As previously discussed, IgAN is characterized by a variable clinical profile (ranging from a benign course to rapidly progressive renal failure) and a wide spectrum of histological lesions.

Up to 23 % of patients, i.e., those who do not develop proteinuria >300 mg/24 h or hypertension during the follow-up, will have complete clinical remission [99]. Patients whose urinary protein excretion increases during the follow-up are more likely to develop renal impairment compared to patients without proteinuria [99].

Proteinuria is the most important predictor of the decline of GFR rate in studies using multivariate analysis [100]. Five patterns of progression have been identified on the degree of proteinuria: <0.3 g/day, 0.3–1 g/day, 1–2 g/day, 2–3 g/day, and >3 g/day. The kidney survival curve at 15 years was 96 %, 87 %, 65 %, 55 %, and 30 %, respectively. Nevertheless, patients presenting with baseline proteinuria >3 g/day who achieved partial remission, especially if proteinuria dropped to levels less than 1 g/day, had a course similar to patients presenting with <1 g/day at diagnosis [100]. A treatment goal of <0.5 g/day per 1.73 m² is recommended in children [101]. Values of proteinuria equal or less than 0.5 g/day [102] have been reported as a threshold of risk in adults as well.

Uncontrolled hypertension is associated with greater proteinuria and faster decline of GFR [89, 103], while reducing blood pressure has protective effects especially in mild renal insufficiency [103]. In order to achieve maximal renal and cardiovascular protection, blood pressure goals <130/80 mmHg in patients with less than 300 mg/24 h of proteinuria, and <125/75 in patients with proteinuria >1 g/24 h are recommended [104–106].

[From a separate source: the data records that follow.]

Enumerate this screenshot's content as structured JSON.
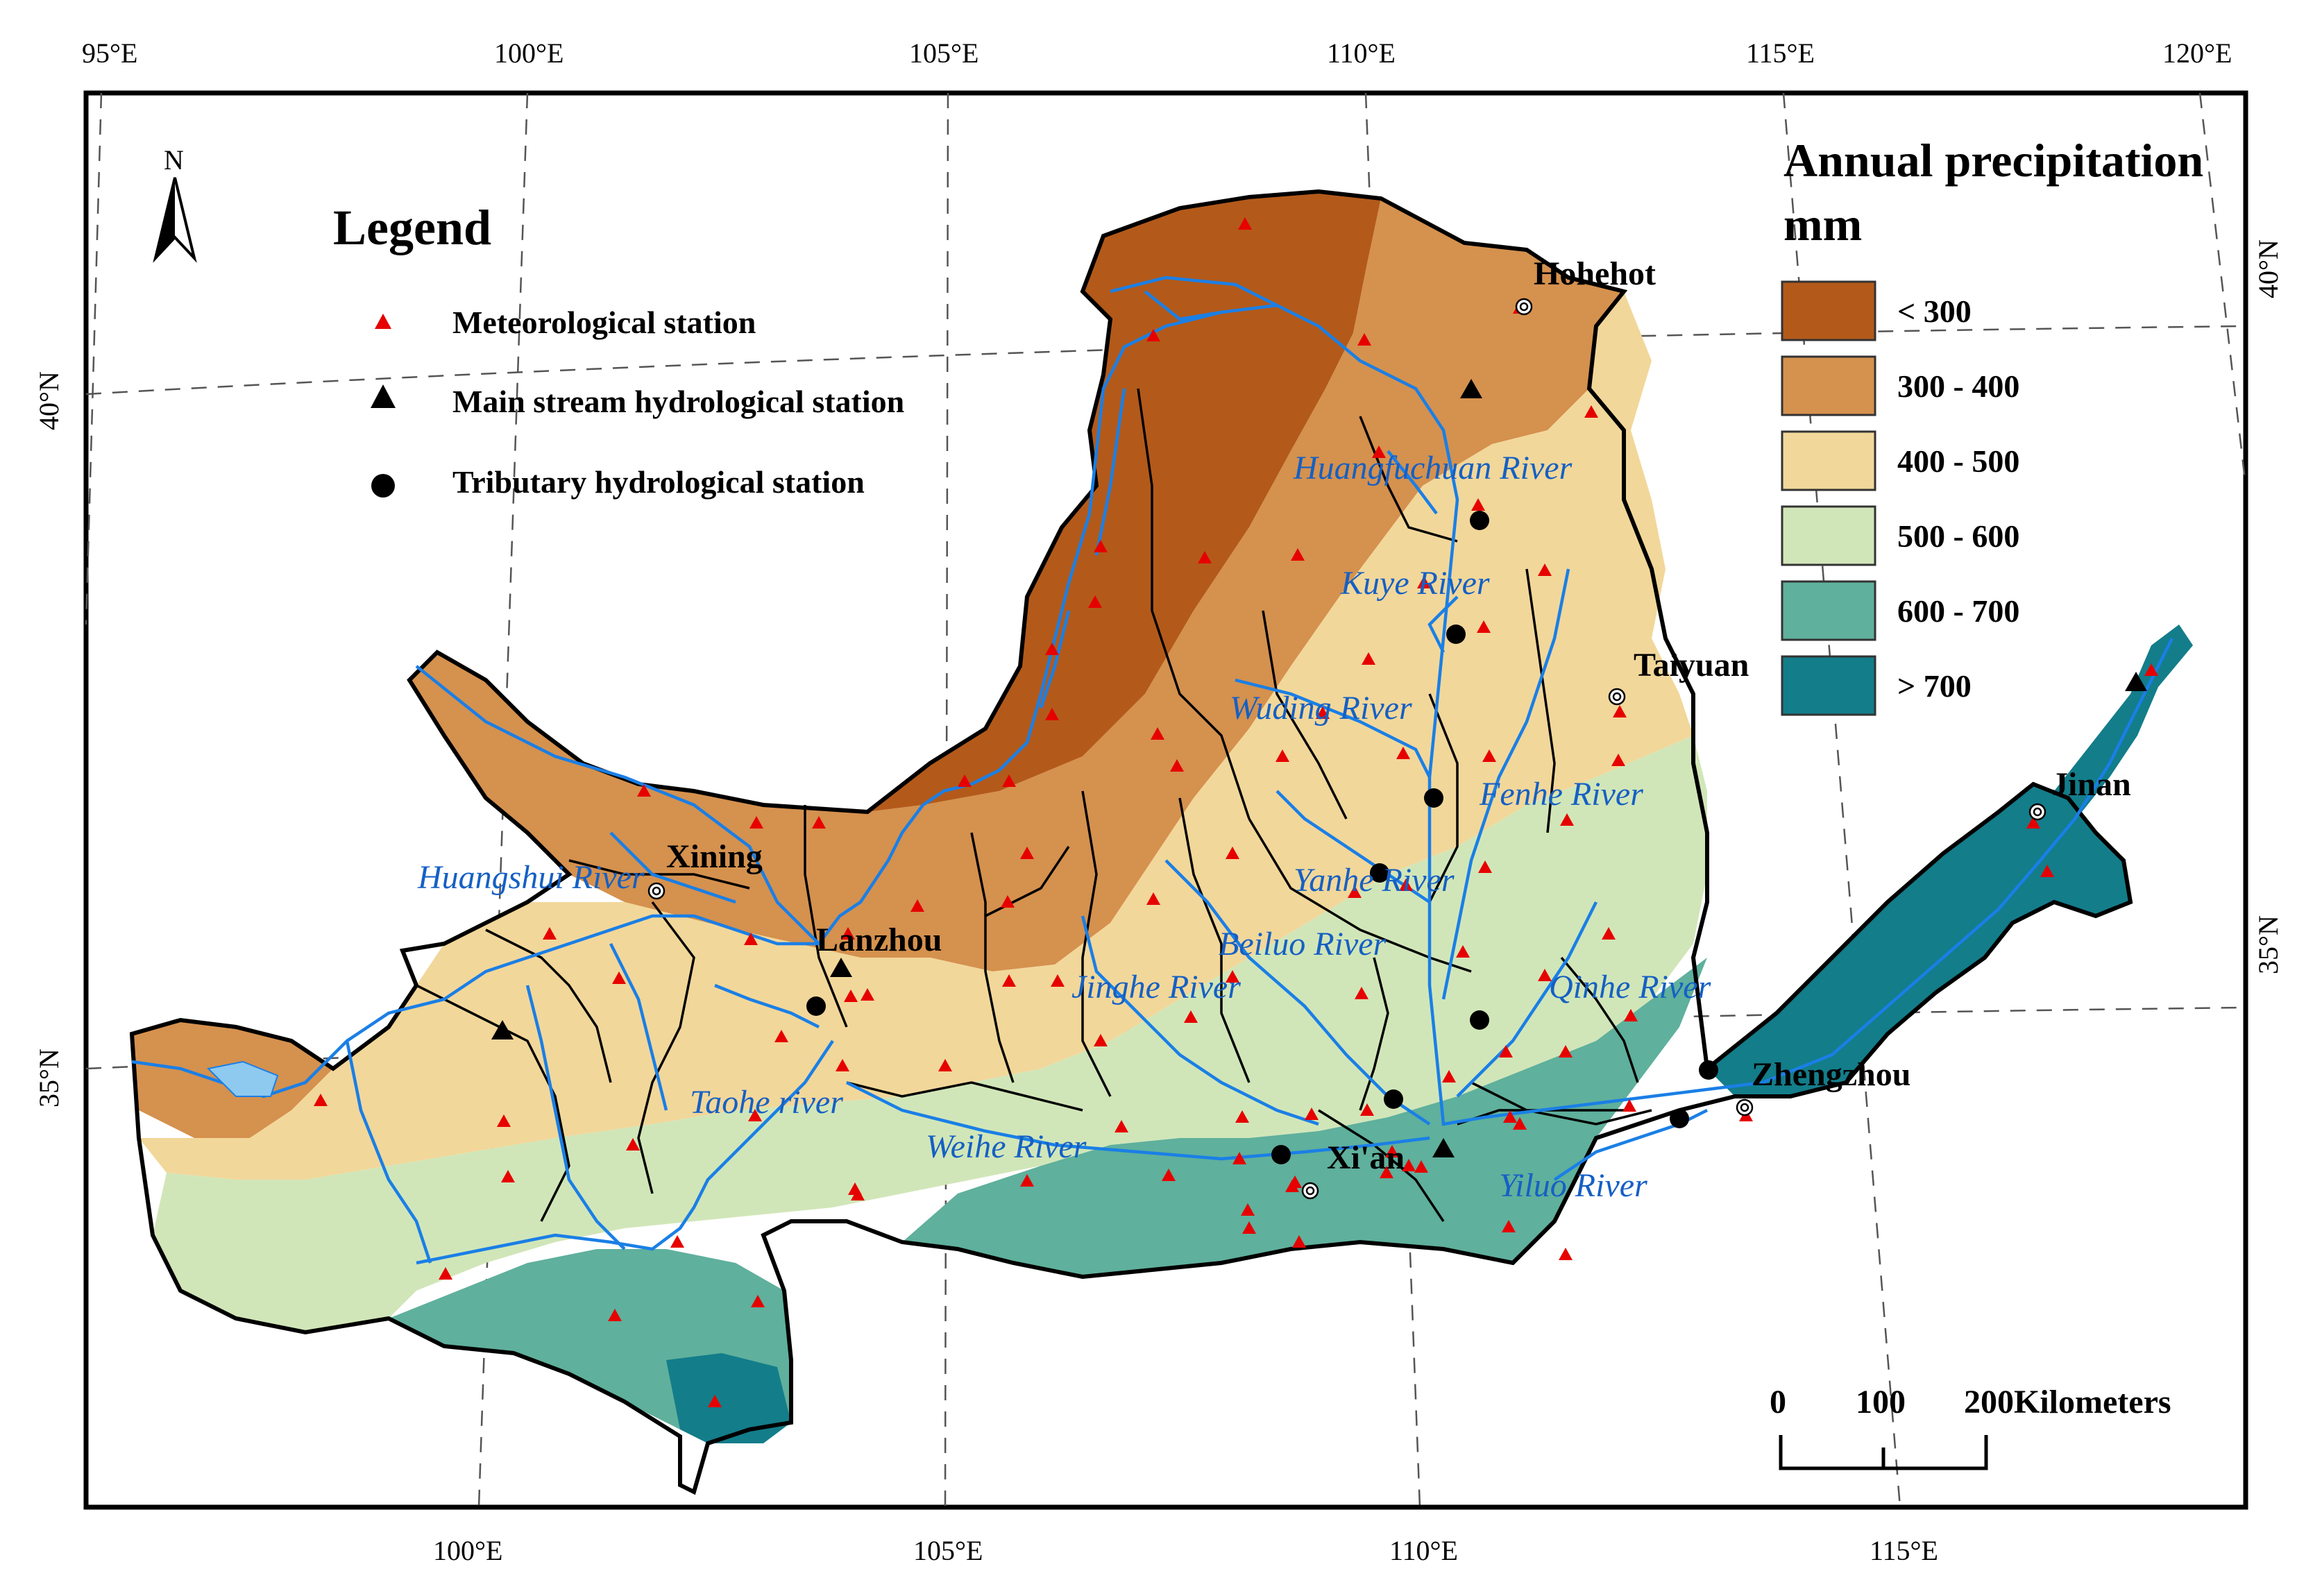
{
  "map": {
    "legend_title": "Legend",
    "north_label": "N",
    "legend_items": [
      {
        "label": "Meteorological station",
        "symbol": "red-triangle"
      },
      {
        "label": "Main stream hydrological station",
        "symbol": "black-triangle"
      },
      {
        "label": "Tributary hydrological station",
        "symbol": "black-circle"
      }
    ],
    "precip_title_line1": "Annual precipitation",
    "precip_title_line2": "mm",
    "precip_classes": [
      {
        "label": "<  300",
        "color": "#b35a1a"
      },
      {
        "label": "300 - 400",
        "color": "#d5914e"
      },
      {
        "label": "400 - 500",
        "color": "#f2d79a"
      },
      {
        "label": "500 - 600",
        "color": "#d1e6b8"
      },
      {
        "label": "600 - 700",
        "color": "#5fb09c"
      },
      {
        "label": "> 700",
        "color": "#137d8a"
      }
    ],
    "top_ticks": [
      "95°E",
      "100°E",
      "105°E",
      "110°E",
      "115°E",
      "120°E"
    ],
    "bottom_ticks": [
      "100°E",
      "105°E",
      "110°E",
      "115°E"
    ],
    "left_ticks": [
      "40°N",
      "35°N"
    ],
    "right_ticks": [
      "40°N",
      "35°N"
    ],
    "scale_labels": [
      "0",
      "100",
      "200Kilometers"
    ],
    "cities": [
      "Hohehot",
      "Taiyuan",
      "Jinan",
      "Xining",
      "Lanzhou",
      "Zhengzhou",
      "Xi'an"
    ],
    "rivers": [
      "Huangfuchuan River",
      "Kuye River",
      "Wuding River",
      "Fenhe River",
      "Huangshui River",
      "Yanhe River",
      "Beiluo River",
      "Jinghe River",
      "Qinhe River",
      "Taohe river",
      "Weihe River",
      "Yiluo River"
    ],
    "river_color": "#1a7fe6",
    "station_color": "#e60000"
  }
}
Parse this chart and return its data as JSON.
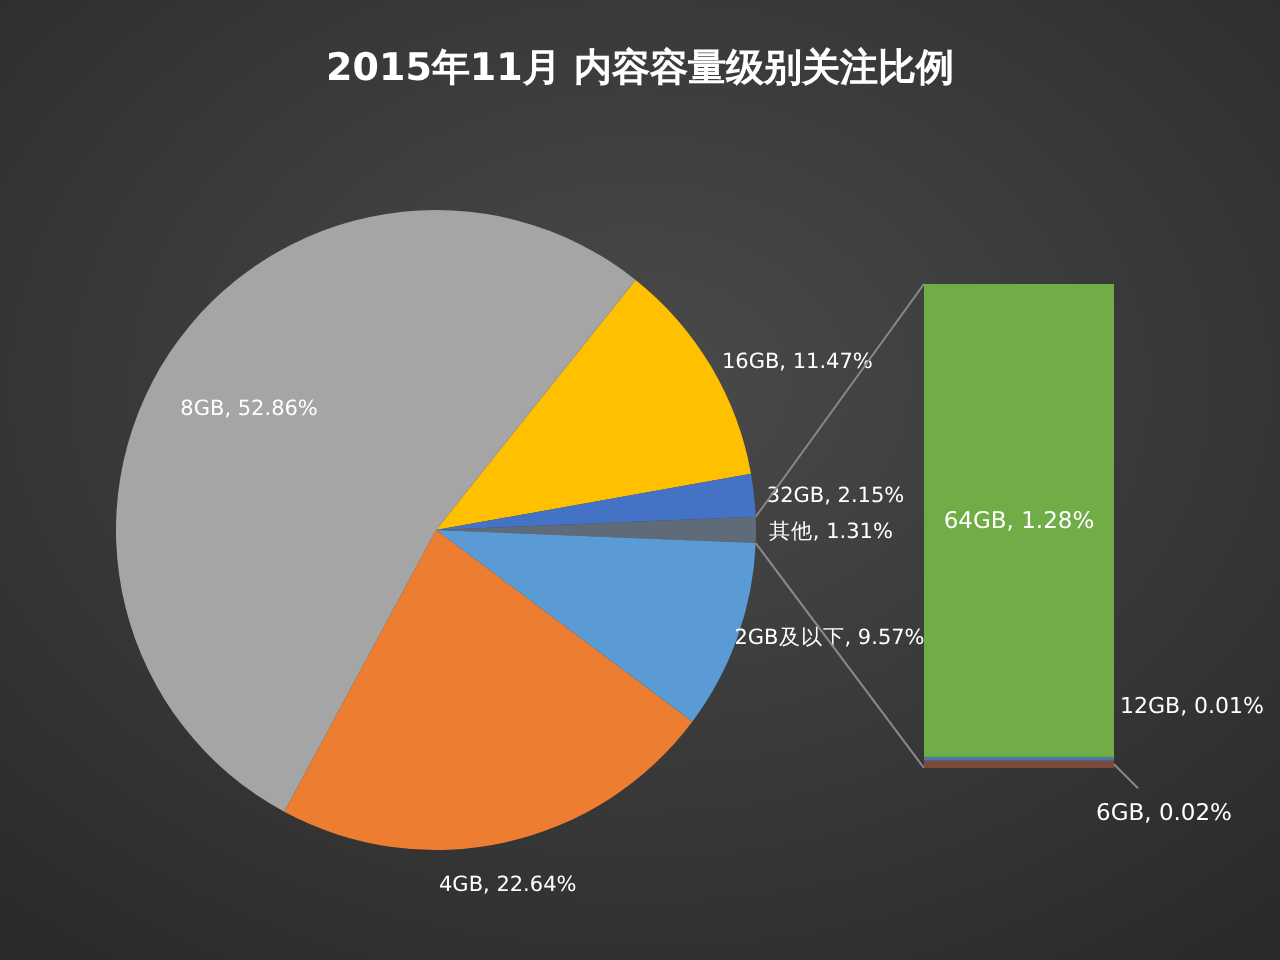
{
  "chart_data": [
    {
      "type": "pie",
      "title": "2015年11月  内容容量级别关注比例",
      "categories": [
        "16GB",
        "32GB",
        "其他",
        "2GB及以下",
        "4GB",
        "8GB"
      ],
      "values": [
        11.47,
        2.15,
        1.31,
        9.57,
        22.64,
        52.86
      ],
      "colors": [
        "#ffc000",
        "#4472c4",
        "#5f6b78",
        "#5b9bd5",
        "#ed7d31",
        "#a5a5a5"
      ],
      "value_labels": [
        "11.47%",
        "2.15%",
        "1.31%",
        "9.57%",
        "22.64%",
        "52.86%"
      ]
    },
    {
      "type": "other",
      "values": [
        1.28,
        0.01,
        0.02
      ],
      "colors": [
        "#70ad47",
        "#4a7aaa",
        "#7b4a3a"
      ],
      "value_labels": [
        "64GB, 1.28%",
        "12GB, 0.01%",
        "6GB, 0.02%"
      ]
    }
  ]
}
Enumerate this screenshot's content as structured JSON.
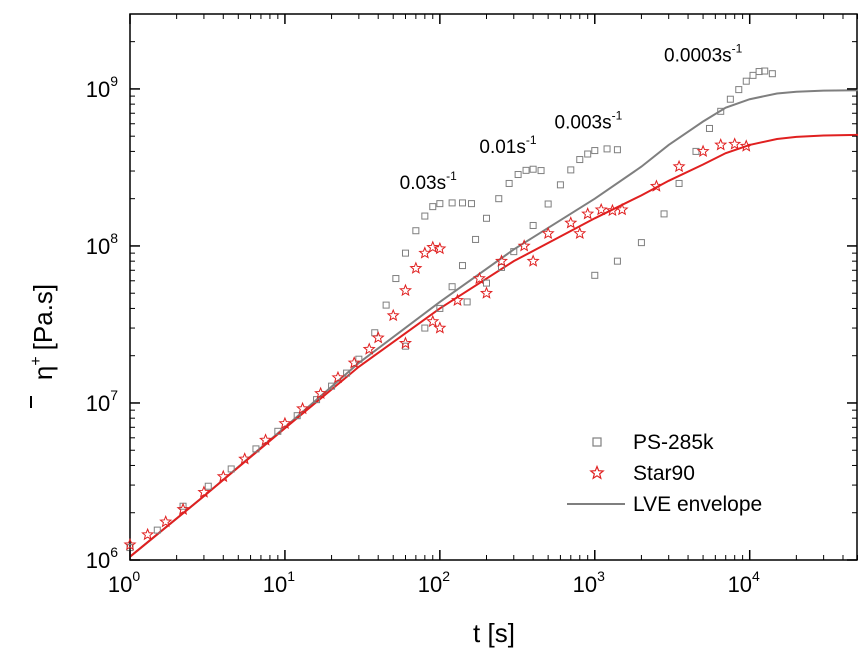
{
  "chart_data": {
    "type": "scatter",
    "x_scale": "log",
    "y_scale": "log",
    "xlim": [
      1,
      50000
    ],
    "ylim": [
      1000000,
      3000000000
    ],
    "xlabel": "t [s]",
    "ylabel": {
      "symbol": "η",
      "superscript": "+",
      "unit": "[Pa.s]"
    },
    "x_ticks": [
      {
        "base": "10",
        "exp": "0",
        "value": 1
      },
      {
        "base": "10",
        "exp": "1",
        "value": 10
      },
      {
        "base": "10",
        "exp": "2",
        "value": 100
      },
      {
        "base": "10",
        "exp": "3",
        "value": 1000
      },
      {
        "base": "10",
        "exp": "4",
        "value": 10000
      }
    ],
    "y_ticks": [
      {
        "base": "10",
        "exp": "6",
        "value": 1000000
      },
      {
        "base": "10",
        "exp": "7",
        "value": 10000000
      },
      {
        "base": "10",
        "exp": "8",
        "value": 100000000
      },
      {
        "base": "10",
        "exp": "9",
        "value": 1000000000
      }
    ],
    "grid": false,
    "legend_position": "bottom-right",
    "legend": [
      {
        "label": "PS-285k",
        "marker": "square",
        "color": "#7f7f7f"
      },
      {
        "label": "Star90",
        "marker": "star",
        "color": "#e02020"
      },
      {
        "label": "LVE envelope",
        "marker": "line",
        "color": "#7f7f7f"
      }
    ],
    "annotations": [
      {
        "text": "0.03s",
        "exp": "-1",
        "x": 55,
        "y": 230000000
      },
      {
        "text": "0.01s",
        "exp": "-1",
        "x": 180,
        "y": 390000000
      },
      {
        "text": "0.003s",
        "exp": "-1",
        "x": 550,
        "y": 560000000
      },
      {
        "text": "0.0003s",
        "exp": "-1",
        "x": 2800,
        "y": 1500000000
      }
    ],
    "series": [
      {
        "name": "PS-285k",
        "kind": "scatter",
        "marker": "square",
        "color": "#7f7f7f",
        "points": [
          [
            1,
            1200000
          ],
          [
            1.5,
            1550000
          ],
          [
            2.2,
            2200000
          ],
          [
            3.2,
            2950000
          ],
          [
            4.5,
            3800000
          ],
          [
            6.5,
            5100000
          ],
          [
            9,
            6600000
          ],
          [
            12,
            8300000
          ],
          [
            16,
            10500000
          ],
          [
            20,
            12800000
          ],
          [
            25,
            15500000
          ],
          [
            30,
            19000000
          ],
          [
            38,
            28000000
          ],
          [
            45,
            42000000
          ],
          [
            52,
            62000000
          ],
          [
            60,
            90000000
          ],
          [
            70,
            125000000
          ],
          [
            80,
            155000000
          ],
          [
            90,
            178000000
          ],
          [
            100,
            186000000
          ],
          [
            120,
            188000000
          ],
          [
            140,
            188000000
          ],
          [
            160,
            186000000
          ],
          [
            60,
            23000000
          ],
          [
            80,
            30000000
          ],
          [
            100,
            40000000
          ],
          [
            120,
            55000000
          ],
          [
            140,
            75000000
          ],
          [
            170,
            110000000
          ],
          [
            200,
            150000000
          ],
          [
            240,
            200000000
          ],
          [
            280,
            250000000
          ],
          [
            320,
            285000000
          ],
          [
            360,
            303000000
          ],
          [
            400,
            308000000
          ],
          [
            450,
            302000000
          ],
          [
            150,
            44000000
          ],
          [
            200,
            58000000
          ],
          [
            250,
            73000000
          ],
          [
            300,
            92000000
          ],
          [
            400,
            135000000
          ],
          [
            500,
            185000000
          ],
          [
            600,
            245000000
          ],
          [
            700,
            305000000
          ],
          [
            800,
            355000000
          ],
          [
            900,
            385000000
          ],
          [
            1000,
            405000000
          ],
          [
            1200,
            415000000
          ],
          [
            1400,
            410000000
          ],
          [
            1000,
            65000000
          ],
          [
            1400,
            80000000
          ],
          [
            2000,
            105000000
          ],
          [
            2800,
            160000000
          ],
          [
            3500,
            250000000
          ],
          [
            4500,
            400000000
          ],
          [
            5500,
            560000000
          ],
          [
            6500,
            720000000
          ],
          [
            7500,
            860000000
          ],
          [
            8500,
            990000000
          ],
          [
            9500,
            1120000000
          ],
          [
            10500,
            1220000000
          ],
          [
            11500,
            1290000000
          ],
          [
            12500,
            1300000000
          ],
          [
            14000,
            1250000000
          ]
        ]
      },
      {
        "name": "Star90",
        "kind": "scatter",
        "marker": "star",
        "color": "#e02020",
        "points": [
          [
            1,
            1250000
          ],
          [
            1.3,
            1450000
          ],
          [
            1.7,
            1750000
          ],
          [
            2.2,
            2100000
          ],
          [
            3,
            2700000
          ],
          [
            4,
            3400000
          ],
          [
            5.5,
            4400000
          ],
          [
            7.5,
            5800000
          ],
          [
            10,
            7400000
          ],
          [
            13,
            9200000
          ],
          [
            17,
            11500000
          ],
          [
            22,
            14500000
          ],
          [
            28,
            18000000
          ],
          [
            35,
            22000000
          ],
          [
            40,
            26000000
          ],
          [
            50,
            36000000
          ],
          [
            60,
            52000000
          ],
          [
            70,
            72000000
          ],
          [
            80,
            90000000
          ],
          [
            90,
            98000000
          ],
          [
            100,
            96000000
          ],
          [
            60,
            24000000
          ],
          [
            90,
            33000000
          ],
          [
            130,
            45000000
          ],
          [
            180,
            62000000
          ],
          [
            250,
            80000000
          ],
          [
            350,
            100000000
          ],
          [
            500,
            120000000
          ],
          [
            700,
            140000000
          ],
          [
            900,
            160000000
          ],
          [
            1100,
            170000000
          ],
          [
            1300,
            168000000
          ],
          [
            100,
            30000000
          ],
          [
            200,
            50000000
          ],
          [
            400,
            80000000
          ],
          [
            800,
            120000000
          ],
          [
            1500,
            170000000
          ],
          [
            2500,
            240000000
          ],
          [
            3500,
            320000000
          ],
          [
            5000,
            400000000
          ],
          [
            6500,
            440000000
          ],
          [
            8000,
            445000000
          ],
          [
            9500,
            432000000
          ]
        ]
      },
      {
        "name": "PS-285k LVE envelope",
        "kind": "line",
        "color": "#7f7f7f",
        "points": [
          [
            1,
            1050000
          ],
          [
            3,
            2550000
          ],
          [
            10,
            7000000
          ],
          [
            30,
            18000000
          ],
          [
            100,
            44000000
          ],
          [
            300,
            95000000
          ],
          [
            1000,
            200000000
          ],
          [
            2000,
            320000000
          ],
          [
            3000,
            440000000
          ],
          [
            5000,
            620000000
          ],
          [
            7000,
            760000000
          ],
          [
            10000,
            860000000
          ],
          [
            15000,
            935000000
          ],
          [
            20000,
            960000000
          ],
          [
            30000,
            975000000
          ],
          [
            50000,
            980000000
          ]
        ]
      },
      {
        "name": "Star90 LVE envelope",
        "kind": "line",
        "color": "#e02020",
        "points": [
          [
            1,
            1050000
          ],
          [
            3,
            2550000
          ],
          [
            10,
            6900000
          ],
          [
            30,
            17000000
          ],
          [
            100,
            40000000
          ],
          [
            300,
            80000000
          ],
          [
            1000,
            150000000
          ],
          [
            2000,
            210000000
          ],
          [
            3000,
            260000000
          ],
          [
            5000,
            330000000
          ],
          [
            7000,
            390000000
          ],
          [
            10000,
            440000000
          ],
          [
            15000,
            480000000
          ],
          [
            20000,
            495000000
          ],
          [
            30000,
            505000000
          ],
          [
            50000,
            510000000
          ]
        ]
      }
    ]
  }
}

Low GFR at presentation was also listed among the clinical factors of poor prognosis [45], but this issue remains controversial [89, 107].

KDIGO guidelines recommend the assessment of all patients with biopsy-proven IgAN for secondary causes of disease, emphases on the role of pathological findings in assessing prognosis, and the evaluation of the risk factors of progression (i.e., proteinuria, blood pressure, and eGFR) at the time of diagnosis and during the follow-up [108–113].